On February 13, 2026, the assistant director of information and public relations at the Ministry of Finance, Uloma Amadi, announced through a statement that President Bola Tinubu had signed an executive order suspending the collection of management and frontier exploration fees by the Nigerian National Petroleum Company (NNPC). This new order requires that taxes, royalties, and profits of oil under Production Sharing Contracts will, from henceforth, be remitted to the appropriate federal fiscal authorities.
According to the report obtained by PUNCH in September 2025, NNPC received 318.05 billion as deductions between January and August 2025 for frontier oil exploration. This deduction represents 30 percent of Production Sharing Contracts and is automatically set aside each month for exploration in inland basins. Likewise, the 30 percent rule applies to NNPC’s management fee, meaning Nigeria has lost around 60 percent of its gross oil revenue to deductions. The statement shows that the new executive order is a move to reshape cash flow and to tighten federal oversight of oil revenue administration within the sector.
Although the macroeconomic outlook shows that non-oil revenue is growing, the oil and gas sectors still remain the backbone of fiscal capacity for the Nigerian economy. The government claims that the order will improve revenue flows, increase transparency, and ensure that funds intended for national development are fully captured. Realigning oil and gas revenue to the Federation account will help close the gap that has existed for a while in monthly allocations across all tiers of government.
But the Minister of State for Finance and chairman of the Federation Account Allocation Committee (FAAC), Mrs Doris Uzoka-Anite, thinks that the projected surge in oil and gas revenue following the order could trigger exchange rate volatility and inflationary pressures if it is not managed properly. According to her, when revenues rise sharply and are fully and immediately distributed, large liquidity injections can increase inflationary pressures, complicate monetary management, and reduce the real purchasing power of allocations.
The President of Petroleum and Natural Gas Senior Staff Association of Nigeria (PENGASSAN), Comrade Festus Osifo, is of the opinion that the order was a direct attack on the Petroleum Industry Act (PIA) which will impact the economy negatively through the possible setbacks that the sector will have and the redundancy of workers. His argument is that removing retained revenue streams could constrain NNPC's and its contractors' operational flexibility, forcing them to take cost-cutting measures such as reducing hiring in the sector.
The former Chairman of the Major Energies Marketers Association of Nigeria (MEMAN), Adetunji Oyebanji, also acknowledged the supposed intent of the order, which was to boost the government’s revenue, but hopes that the FGN has thought it through with NNPC so it doesn’t hamper them in terms of awarding contracts and making repairs when necessary.
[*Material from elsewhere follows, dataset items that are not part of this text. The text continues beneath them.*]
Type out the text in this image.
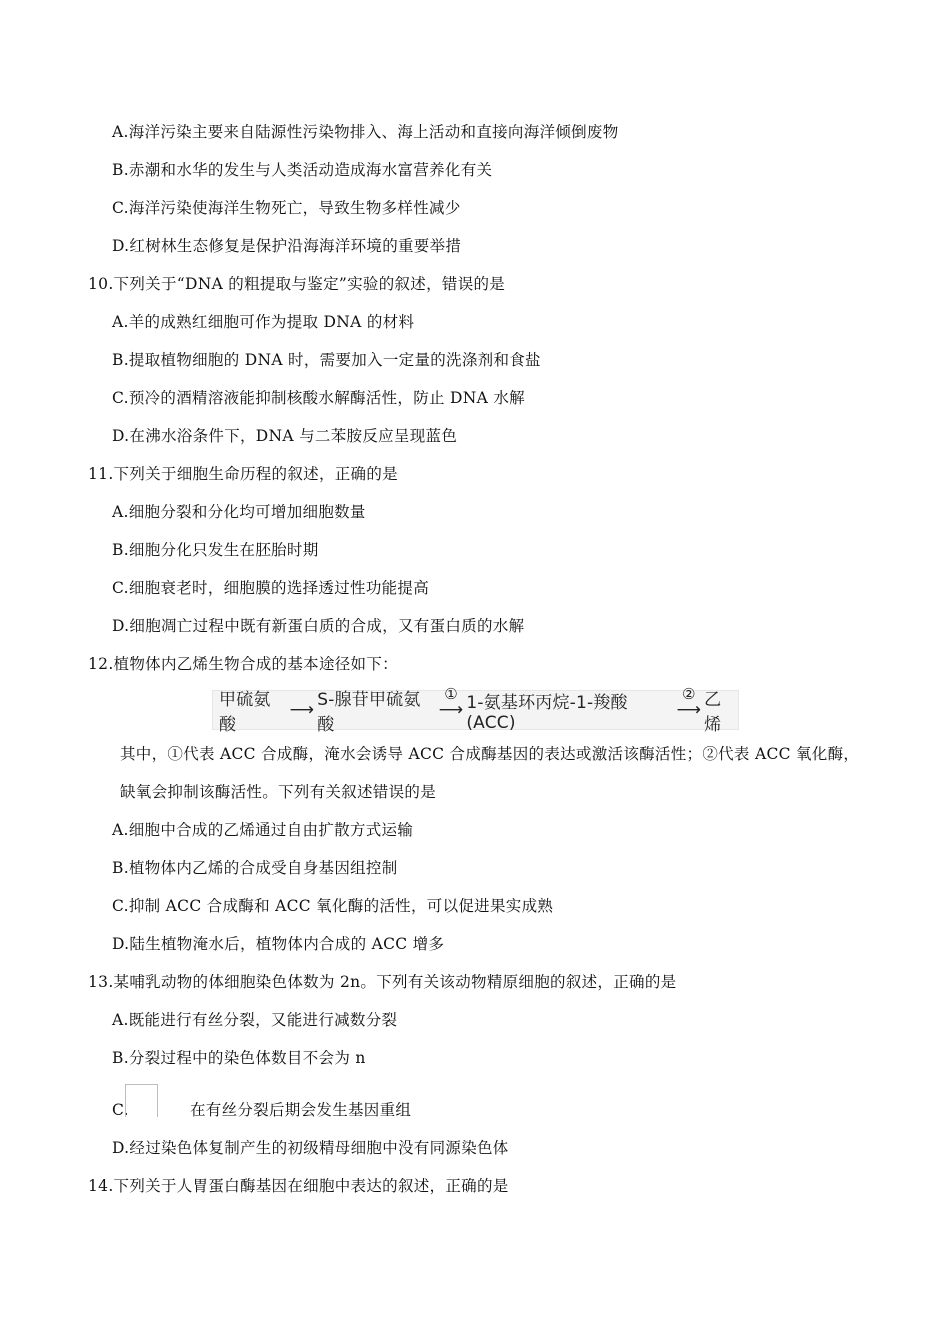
A.海洋污染主要来自陆源性污染物排入、海上活动和直接向海洋倾倒废物
B.赤潮和水华的发生与人类活动造成海水富营养化有关
C.海洋污染使海洋生物死亡，导致生物多样性减少
D.红树林生态修复是保护沿海海洋环境的重要举措
10.下列关于“DNA 的粗提取与鉴定”实验的叙述，错误的是
A.羊的成熟红细胞可作为提取 DNA 的材料
B.提取植物细胞的 DNA 时，需要加入一定量的洗涤剂和食盐
C.预冷的酒精溶液能抑制核酸水解酶活性，防止 DNA 水解
D.在沸水浴条件下，DNA 与二苯胺反应呈现蓝色
11.下列关于细胞生命历程的叙述，正确的是
A.细胞分裂和分化均可增加细胞数量
B.细胞分化只发生在胚胎时期
C.细胞衰老时，细胞膜的选择透过性功能提高
D.细胞凋亡过程中既有新蛋白质的合成，又有蛋白质的水解
12.植物体内乙烯生物合成的基本途径如下：
甲硫氨酸
⟶ S-腺苷甲硫氨酸
①
⟶ 1-氨基环丙烷-1-羧酸(ACC)
②
⟶ 乙烯
其中，①代表 ACC 合成酶，淹水会诱导 ACC 合成酶基因的表达或激活该酶活性；②代表 ACC 氧化酶，
缺氧会抑制该酶活性。下列有关叙述错误的是
A.细胞中合成的乙烯通过自由扩散方式运输
B.植物体内乙烯的合成受自身基因组控制
C.抑制 ACC 合成酶和 ACC 氧化酶的活性，可以促进果实成熟
D.陆生植物淹水后，植物体内合成的 ACC 增多
13.某哺乳动物的体细胞染色体数为 2n。下列有关该动物精原细胞的叙述，正确的是
A.既能进行有丝分裂，又能进行减数分裂
B.分裂过程中的染色体数目不会为 n
C.	在有丝分裂后期会发生基因重组
D.经过染色体复制产生的初级精母细胞中没有同源染色体
14.下列关于人胃蛋白酶基因在细胞中表达的叙述，正确的是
The fiscal move by the Presidency to boost Nigerians' public finances and reclaim revenues lost to deductions has sparked divided opinions. The federal government, using the order, seeks to clarify regulatory mandates, strengthen fiscal transparency, and enhance revenues accruing to the Federation from the oil and gas sector. But the President of PENGASSAN and the former chairman of MEMAN see it as a setback to the oil and gas industry's growth.
Nigerians have lived through many executive orders, which, more or less, have made insignificant changes to the economy and household standard of living. The boost to the economy, as claimed by the federal government, from adopting the order will depend on implementation, stakeholder engagement, and how revenue gains are managed to support productive growth and employment opportunities.